Wednesday, February 06, 2008

That Musty Smell

When I got into a tussle with SFist, a corporate/local website, someone on the site called me a “noted lover of the way old books smell.”

I thought it was an incredible characterization, both for its impertinence and its accuracy. I do love old books, libraries, archives, and manuscripts. I was at the Judah L. Magnes Museum on Monday looking at its rare book collection; I got to hold in my hand a book transcribed in the 16th century. Let me tell you, it was a thrill.

So I was astounded that someone could hold that love against me. I had never considered an appreciation for old books an insult, but to a twenty or thirty something who was being deliberately snarky to draw attention to a website, liking something other than hyperlinks is apparently an anachronism. The Internet is clean, fast, interactive and involves very few bodily functions. (like smell.)

I got a chance this week to combine the old and the new. As part of research for my book, I read a lot about the 1906 San Francisco Earthquake. It plays a big role in the last third of the book and I have one scene-based chapter where the walls are tumbling down and the fire rages.

I went on Ebay to browse its old books, which I had never done before. I noticed that there were a slew of books about the earthquake, many of them first editions published in 1906. Before I knew what my fingers were doing, I had bid on about five of them! With bids going from 50 cents to $15, I figured I couldn’t go wrong.

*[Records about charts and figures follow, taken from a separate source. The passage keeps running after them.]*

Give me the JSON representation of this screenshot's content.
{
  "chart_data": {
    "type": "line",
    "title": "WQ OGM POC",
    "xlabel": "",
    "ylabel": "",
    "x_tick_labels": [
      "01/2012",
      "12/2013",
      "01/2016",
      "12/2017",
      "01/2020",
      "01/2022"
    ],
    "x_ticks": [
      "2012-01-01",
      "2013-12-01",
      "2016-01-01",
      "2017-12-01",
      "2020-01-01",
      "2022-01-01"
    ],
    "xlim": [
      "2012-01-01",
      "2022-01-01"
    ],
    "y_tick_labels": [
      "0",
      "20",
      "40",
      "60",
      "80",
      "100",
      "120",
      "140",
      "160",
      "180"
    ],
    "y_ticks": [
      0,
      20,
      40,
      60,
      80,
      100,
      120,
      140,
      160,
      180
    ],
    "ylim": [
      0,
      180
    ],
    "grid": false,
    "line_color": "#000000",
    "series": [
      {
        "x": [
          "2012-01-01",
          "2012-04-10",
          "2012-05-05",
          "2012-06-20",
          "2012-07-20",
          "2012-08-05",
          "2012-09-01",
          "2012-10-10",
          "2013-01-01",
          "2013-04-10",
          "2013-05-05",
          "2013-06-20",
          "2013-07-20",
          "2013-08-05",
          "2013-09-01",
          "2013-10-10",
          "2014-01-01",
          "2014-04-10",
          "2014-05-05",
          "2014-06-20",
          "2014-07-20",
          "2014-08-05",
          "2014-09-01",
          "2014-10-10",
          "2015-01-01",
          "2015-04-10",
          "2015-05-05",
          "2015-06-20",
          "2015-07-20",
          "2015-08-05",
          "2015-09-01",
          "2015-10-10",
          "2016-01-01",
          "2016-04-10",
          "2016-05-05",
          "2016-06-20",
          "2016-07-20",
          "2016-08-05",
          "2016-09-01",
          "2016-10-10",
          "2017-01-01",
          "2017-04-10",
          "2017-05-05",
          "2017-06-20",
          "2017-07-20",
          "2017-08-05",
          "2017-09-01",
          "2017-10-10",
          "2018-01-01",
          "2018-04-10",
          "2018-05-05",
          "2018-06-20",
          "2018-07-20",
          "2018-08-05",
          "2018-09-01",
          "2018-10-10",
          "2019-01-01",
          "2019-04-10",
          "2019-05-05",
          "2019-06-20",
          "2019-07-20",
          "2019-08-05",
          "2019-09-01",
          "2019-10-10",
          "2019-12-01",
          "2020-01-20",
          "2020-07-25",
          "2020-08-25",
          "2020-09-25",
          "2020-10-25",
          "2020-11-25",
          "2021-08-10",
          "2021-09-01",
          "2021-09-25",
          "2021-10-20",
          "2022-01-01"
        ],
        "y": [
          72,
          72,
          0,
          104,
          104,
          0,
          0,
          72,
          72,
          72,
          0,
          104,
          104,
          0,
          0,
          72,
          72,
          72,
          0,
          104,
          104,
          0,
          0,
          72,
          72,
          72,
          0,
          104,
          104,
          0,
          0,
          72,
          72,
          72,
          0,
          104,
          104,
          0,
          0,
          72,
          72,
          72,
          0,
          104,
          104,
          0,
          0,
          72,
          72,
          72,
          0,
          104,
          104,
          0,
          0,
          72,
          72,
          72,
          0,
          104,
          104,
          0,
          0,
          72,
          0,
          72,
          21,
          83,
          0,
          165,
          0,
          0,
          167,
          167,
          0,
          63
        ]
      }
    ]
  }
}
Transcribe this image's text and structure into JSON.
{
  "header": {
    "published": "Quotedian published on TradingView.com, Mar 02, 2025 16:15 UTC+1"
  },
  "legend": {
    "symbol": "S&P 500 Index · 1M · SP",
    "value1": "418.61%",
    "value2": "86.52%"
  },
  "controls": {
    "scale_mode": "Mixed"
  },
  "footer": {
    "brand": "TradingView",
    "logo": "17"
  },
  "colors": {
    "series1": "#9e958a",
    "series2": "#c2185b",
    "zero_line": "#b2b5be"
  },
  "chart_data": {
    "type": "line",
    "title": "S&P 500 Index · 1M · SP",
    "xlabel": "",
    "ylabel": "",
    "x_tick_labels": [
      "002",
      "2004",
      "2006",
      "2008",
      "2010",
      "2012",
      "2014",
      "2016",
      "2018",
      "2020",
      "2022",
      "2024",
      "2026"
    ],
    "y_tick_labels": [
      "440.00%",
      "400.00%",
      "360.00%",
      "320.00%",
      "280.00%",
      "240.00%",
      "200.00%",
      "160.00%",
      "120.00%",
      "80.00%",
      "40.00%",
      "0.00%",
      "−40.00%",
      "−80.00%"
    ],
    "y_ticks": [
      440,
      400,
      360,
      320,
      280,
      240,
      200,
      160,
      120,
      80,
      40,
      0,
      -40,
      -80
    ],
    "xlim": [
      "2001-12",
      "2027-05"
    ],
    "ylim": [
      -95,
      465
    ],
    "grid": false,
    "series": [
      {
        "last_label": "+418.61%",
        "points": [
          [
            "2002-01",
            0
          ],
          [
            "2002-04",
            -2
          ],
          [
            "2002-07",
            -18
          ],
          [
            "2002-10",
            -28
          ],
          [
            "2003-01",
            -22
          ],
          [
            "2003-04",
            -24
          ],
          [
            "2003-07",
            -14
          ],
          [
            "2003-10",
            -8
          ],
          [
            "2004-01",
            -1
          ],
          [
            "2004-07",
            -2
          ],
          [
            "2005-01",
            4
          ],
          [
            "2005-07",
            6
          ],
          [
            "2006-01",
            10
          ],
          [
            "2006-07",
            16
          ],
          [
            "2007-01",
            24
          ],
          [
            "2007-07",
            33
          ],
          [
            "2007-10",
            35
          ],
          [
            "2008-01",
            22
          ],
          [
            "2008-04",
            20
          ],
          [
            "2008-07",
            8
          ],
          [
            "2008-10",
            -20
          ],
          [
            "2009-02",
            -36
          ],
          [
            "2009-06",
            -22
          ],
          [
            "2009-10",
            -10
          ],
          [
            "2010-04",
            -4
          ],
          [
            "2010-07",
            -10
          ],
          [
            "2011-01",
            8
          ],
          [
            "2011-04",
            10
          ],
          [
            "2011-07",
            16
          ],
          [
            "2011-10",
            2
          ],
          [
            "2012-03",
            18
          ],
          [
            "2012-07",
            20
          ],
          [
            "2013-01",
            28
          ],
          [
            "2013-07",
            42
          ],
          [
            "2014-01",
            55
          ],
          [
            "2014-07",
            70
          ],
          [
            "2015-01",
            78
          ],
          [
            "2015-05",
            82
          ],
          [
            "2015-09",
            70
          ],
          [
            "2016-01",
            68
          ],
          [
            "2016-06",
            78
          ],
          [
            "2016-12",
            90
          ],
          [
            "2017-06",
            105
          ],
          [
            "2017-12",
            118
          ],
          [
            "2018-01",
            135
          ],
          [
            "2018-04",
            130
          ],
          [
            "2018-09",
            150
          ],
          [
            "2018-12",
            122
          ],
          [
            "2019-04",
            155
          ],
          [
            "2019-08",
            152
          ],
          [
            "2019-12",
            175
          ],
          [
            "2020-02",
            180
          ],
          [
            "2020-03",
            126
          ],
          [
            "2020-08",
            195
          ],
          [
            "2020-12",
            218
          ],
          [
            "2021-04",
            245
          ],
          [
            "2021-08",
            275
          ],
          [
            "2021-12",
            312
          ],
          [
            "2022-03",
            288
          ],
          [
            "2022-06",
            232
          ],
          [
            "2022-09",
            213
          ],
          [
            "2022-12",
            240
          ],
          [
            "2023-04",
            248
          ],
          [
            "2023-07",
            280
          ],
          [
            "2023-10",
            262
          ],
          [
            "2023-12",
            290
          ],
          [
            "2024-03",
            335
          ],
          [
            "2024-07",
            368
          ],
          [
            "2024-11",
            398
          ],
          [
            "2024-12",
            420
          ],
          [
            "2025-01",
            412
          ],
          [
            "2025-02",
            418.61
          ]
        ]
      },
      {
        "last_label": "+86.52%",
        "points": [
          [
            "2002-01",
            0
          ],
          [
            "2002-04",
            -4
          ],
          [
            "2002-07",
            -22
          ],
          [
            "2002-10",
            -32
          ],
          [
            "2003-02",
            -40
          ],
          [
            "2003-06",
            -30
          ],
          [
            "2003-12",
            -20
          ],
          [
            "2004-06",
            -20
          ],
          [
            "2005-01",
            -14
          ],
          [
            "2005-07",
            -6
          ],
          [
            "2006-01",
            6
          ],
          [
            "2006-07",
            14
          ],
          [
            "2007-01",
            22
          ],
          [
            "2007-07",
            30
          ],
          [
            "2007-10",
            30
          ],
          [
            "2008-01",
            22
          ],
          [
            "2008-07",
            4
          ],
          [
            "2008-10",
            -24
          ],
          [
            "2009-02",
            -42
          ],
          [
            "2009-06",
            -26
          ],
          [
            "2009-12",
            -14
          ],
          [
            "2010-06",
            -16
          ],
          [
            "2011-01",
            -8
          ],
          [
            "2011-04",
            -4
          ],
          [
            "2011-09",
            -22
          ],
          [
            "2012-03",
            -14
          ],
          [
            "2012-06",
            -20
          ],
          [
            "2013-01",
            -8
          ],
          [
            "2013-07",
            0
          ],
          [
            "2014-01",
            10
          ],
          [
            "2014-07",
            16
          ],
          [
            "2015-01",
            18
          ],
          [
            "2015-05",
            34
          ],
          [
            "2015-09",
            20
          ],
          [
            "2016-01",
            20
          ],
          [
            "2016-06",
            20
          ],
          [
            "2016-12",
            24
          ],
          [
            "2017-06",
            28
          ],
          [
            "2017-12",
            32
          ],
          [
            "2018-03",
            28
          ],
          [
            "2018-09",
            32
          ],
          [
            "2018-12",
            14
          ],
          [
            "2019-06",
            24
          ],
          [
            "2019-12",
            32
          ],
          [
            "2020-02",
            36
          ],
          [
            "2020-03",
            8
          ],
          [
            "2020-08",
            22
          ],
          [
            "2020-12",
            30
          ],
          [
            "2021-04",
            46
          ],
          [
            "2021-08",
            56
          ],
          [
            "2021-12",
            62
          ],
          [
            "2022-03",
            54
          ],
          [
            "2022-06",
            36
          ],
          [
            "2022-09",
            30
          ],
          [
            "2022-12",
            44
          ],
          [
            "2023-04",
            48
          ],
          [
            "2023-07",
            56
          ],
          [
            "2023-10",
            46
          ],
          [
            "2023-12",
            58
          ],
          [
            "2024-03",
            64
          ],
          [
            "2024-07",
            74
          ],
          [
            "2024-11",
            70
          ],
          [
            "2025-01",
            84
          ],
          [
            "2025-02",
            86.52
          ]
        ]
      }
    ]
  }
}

Well you know where this is going. So far I have won every bid. I now have a “collection” of earthquake books. My library has a “focus.” None have arrived yet, but I am looking forward to taking a deep breath to smell the must and age emanating from the pages.

1 comment:

ed said...

Well, let me just say that THIS thirtysomething digs the smell of old books. But then I suspect I was among the last of the analog generation to remember the way things were pre-Internet and cell phones. Hell, I was one of the last film school grads to learn how to cut on a flatbed, which is sadly also going the way of the dinosaur (however imperfect it was).